Outlook for SME Sector Strong but ‘Anchors’ are Holding Back Growth & Economy

Angela Brooks Media Release

SME Association of Australia (SMEA) Chairman Craig West today released the findings of an extensive survey conducted by the Association. The report confirmed that although SMEs are generally upbeat about future prospects they still have concerns regarding many economic and bureaucratic ‘anchors’ that are holding back both the sector and economy.

The McNair yellowSquares survey was a high level priority of the Association’s Board that was restructured in February with  West appointed as Chairman.

Commenting on the survey West said, “The majority of SMEs surveyed expect both the Australian economy and prospects for revenue growth to improve over the next year.

A positive for the country is that over a quarter of the respondents expect to employ more people in the coming 12 months.

West continued, “An interesting observation is that the majority of this employment growth will be from businesses that were established post GFC when global economic uncertainty prevailed”.

“Only 12% of SMEs said they would employ fewer people in the year ahead”. Although optimistic about Australia’s economic outlook and prospects for employment growth SMEs considered the main issues making business difficult are –

  •  General economic conditions 71%
  •  Compliance & bureaucratic issues 62%
  •  Cash flow 53%

When reflecting on the past 12 months, three quarters of respondents pointed to their utility costs having an impact on their business activities with 37% saying they had increased significantly.

Other noticeable increases were –

  •  Insurance and workers compensation costs (55% had increased)
  •  Technology costs (53% had increased)
  •  Employee wages (51% had increased)

In contrast, 63% of SMEs said the high Australian dollar had no or little impact on their businesses. 5% said it actually made their situations better. But for 31% of SMEs the high Australian dollar continued to make their lives difficult.

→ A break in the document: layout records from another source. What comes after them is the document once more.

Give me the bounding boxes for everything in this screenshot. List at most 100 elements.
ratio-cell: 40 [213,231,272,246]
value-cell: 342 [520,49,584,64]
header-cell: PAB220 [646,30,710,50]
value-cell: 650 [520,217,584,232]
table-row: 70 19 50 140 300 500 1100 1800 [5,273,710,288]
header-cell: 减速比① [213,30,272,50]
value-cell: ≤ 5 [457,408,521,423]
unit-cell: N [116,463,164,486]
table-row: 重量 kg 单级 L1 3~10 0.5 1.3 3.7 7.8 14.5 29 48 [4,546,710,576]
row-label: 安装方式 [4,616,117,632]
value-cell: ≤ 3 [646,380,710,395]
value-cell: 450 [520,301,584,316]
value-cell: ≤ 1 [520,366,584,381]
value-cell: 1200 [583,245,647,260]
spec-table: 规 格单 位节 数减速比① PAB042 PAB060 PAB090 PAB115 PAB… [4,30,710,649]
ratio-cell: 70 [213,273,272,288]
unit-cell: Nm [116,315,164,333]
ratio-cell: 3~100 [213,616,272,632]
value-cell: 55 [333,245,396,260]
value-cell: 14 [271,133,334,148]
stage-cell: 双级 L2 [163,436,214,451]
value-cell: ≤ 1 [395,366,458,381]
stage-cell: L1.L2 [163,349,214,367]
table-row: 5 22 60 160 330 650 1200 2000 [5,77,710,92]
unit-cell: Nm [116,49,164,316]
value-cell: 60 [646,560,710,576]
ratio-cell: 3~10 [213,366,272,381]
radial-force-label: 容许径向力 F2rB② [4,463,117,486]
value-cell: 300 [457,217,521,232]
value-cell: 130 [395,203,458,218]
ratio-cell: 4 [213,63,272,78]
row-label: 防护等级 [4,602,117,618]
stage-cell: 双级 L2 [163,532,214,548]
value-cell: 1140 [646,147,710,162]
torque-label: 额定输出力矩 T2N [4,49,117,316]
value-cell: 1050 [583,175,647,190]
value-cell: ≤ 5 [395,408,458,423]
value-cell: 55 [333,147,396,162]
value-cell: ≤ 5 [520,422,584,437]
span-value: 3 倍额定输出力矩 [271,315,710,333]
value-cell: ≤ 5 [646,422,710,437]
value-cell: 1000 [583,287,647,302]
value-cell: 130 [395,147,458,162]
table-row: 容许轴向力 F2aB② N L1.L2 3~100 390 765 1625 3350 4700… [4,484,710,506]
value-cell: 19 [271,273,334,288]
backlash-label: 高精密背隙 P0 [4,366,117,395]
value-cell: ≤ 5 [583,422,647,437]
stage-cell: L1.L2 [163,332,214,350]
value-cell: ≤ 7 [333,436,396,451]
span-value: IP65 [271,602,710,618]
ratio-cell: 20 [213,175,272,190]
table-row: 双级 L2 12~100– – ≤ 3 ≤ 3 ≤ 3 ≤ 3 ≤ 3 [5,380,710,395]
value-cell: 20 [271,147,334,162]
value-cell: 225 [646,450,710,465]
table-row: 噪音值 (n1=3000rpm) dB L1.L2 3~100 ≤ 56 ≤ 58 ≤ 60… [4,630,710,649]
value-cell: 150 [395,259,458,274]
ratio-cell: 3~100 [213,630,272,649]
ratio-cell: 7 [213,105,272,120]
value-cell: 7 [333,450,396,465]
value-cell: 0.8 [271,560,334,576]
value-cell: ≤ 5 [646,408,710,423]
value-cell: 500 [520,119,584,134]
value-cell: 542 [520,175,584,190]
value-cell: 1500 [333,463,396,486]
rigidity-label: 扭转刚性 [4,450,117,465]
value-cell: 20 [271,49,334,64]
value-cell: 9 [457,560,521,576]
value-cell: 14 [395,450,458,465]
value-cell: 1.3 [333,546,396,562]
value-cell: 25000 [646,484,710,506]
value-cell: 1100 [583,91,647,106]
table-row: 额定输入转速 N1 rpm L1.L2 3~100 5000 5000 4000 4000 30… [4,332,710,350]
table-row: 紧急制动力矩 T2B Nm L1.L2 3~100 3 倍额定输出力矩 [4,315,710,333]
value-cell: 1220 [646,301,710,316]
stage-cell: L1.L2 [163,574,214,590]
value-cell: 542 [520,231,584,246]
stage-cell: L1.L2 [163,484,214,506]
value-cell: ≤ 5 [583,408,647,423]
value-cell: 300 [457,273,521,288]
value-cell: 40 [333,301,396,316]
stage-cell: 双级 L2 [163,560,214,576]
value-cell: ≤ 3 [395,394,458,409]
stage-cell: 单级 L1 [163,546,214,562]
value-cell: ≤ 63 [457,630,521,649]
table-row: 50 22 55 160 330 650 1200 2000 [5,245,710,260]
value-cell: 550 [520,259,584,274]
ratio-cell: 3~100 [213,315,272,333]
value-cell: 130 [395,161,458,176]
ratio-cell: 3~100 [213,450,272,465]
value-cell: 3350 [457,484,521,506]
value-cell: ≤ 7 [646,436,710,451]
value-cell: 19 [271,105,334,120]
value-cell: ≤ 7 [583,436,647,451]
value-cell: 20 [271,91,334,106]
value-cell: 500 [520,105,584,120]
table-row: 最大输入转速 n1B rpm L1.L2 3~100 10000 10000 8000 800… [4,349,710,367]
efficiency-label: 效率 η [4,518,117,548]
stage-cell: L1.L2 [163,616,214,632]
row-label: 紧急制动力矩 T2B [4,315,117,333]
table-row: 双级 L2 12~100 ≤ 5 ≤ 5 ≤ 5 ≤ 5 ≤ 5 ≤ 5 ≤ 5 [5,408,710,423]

The survey also identified globalisation as the key emerging trend that will impact on the Australian marketplace in the next five years –

  •  Globalisation 18%
  •  Offshore manufacturing 17%
  •  Competitiveness of business through technology 14%
  •  Growth in online & e-commerce 13%

Another emerging trend is the intention of small business to invest in technology–

  •  Technology hardware (57%)
  •  Software (51%)

SMEs that have been in business for longer (6 or more years) are more likely to invest in technology than those that have been operating less than 5 years.

More than half the respondents (51%) had recently invested in mobile devices including tablets for their businesses.

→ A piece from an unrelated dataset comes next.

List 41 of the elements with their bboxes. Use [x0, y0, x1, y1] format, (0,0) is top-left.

The survey also confirmed that the majority of SMEs use their own savings to start their businesses and additional funds that are required to underpin growth and development will be sourced from their savings (46%) or a bank (43%).

West concluded, “As the main driver of Australia’s economic growth and prosperity, the SME sector has endured the worst effects of the GFC and looks to the future with cautious optimism”.

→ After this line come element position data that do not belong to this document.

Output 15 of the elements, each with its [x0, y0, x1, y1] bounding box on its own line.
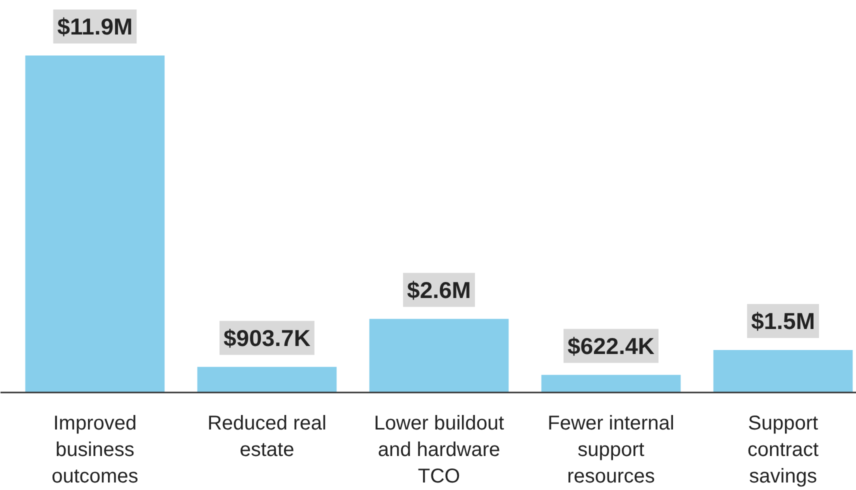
data-label: $622.4K — [568, 332, 655, 359]
x-tick-label: Fewer internal support resources — [548, 412, 674, 488]
data-label: $1.5M — [751, 308, 816, 334]
bar — [713, 350, 853, 392]
x-tick-label: Improved business outcomes — [52, 412, 138, 488]
bar — [369, 318, 509, 392]
bar — [197, 366, 337, 392]
data-label: $903.7K — [223, 324, 311, 351]
data-label: $2.6M — [407, 276, 471, 303]
bar — [541, 374, 681, 392]
bar — [25, 55, 165, 392]
data-label: $11.9M — [57, 13, 133, 40]
x-tick-label: Support contract savings — [747, 412, 820, 488]
x-tick-label: Lower buildout and hardware TCO — [374, 412, 504, 488]
x-tick-label: Reduced real estate — [207, 412, 326, 461]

“In addition, the SMEA survey has confirmed that the Australian SMEs if anything are resilient and have an eye on the future utilising the latest advances in technology to position their enterprises for future long term financial success”.

“However, if the economic benefits that will be generated by the SME sector are to be realised, especially employment growth, and the capacity for Australian business owners to compete internationally, then government at all levels needs to cut loose the ‘anchors’ of bureaucracy, red tape and related costs/charges”.

“As the peak body committed to being the leading voice of Australia’s SMEs with over 18,500 members, the Association will continue its vital role representing the sector. Most importantly, the findings of this survey will provide a comprehensive roadmap for the Association’s future programs, initiatives and activities”.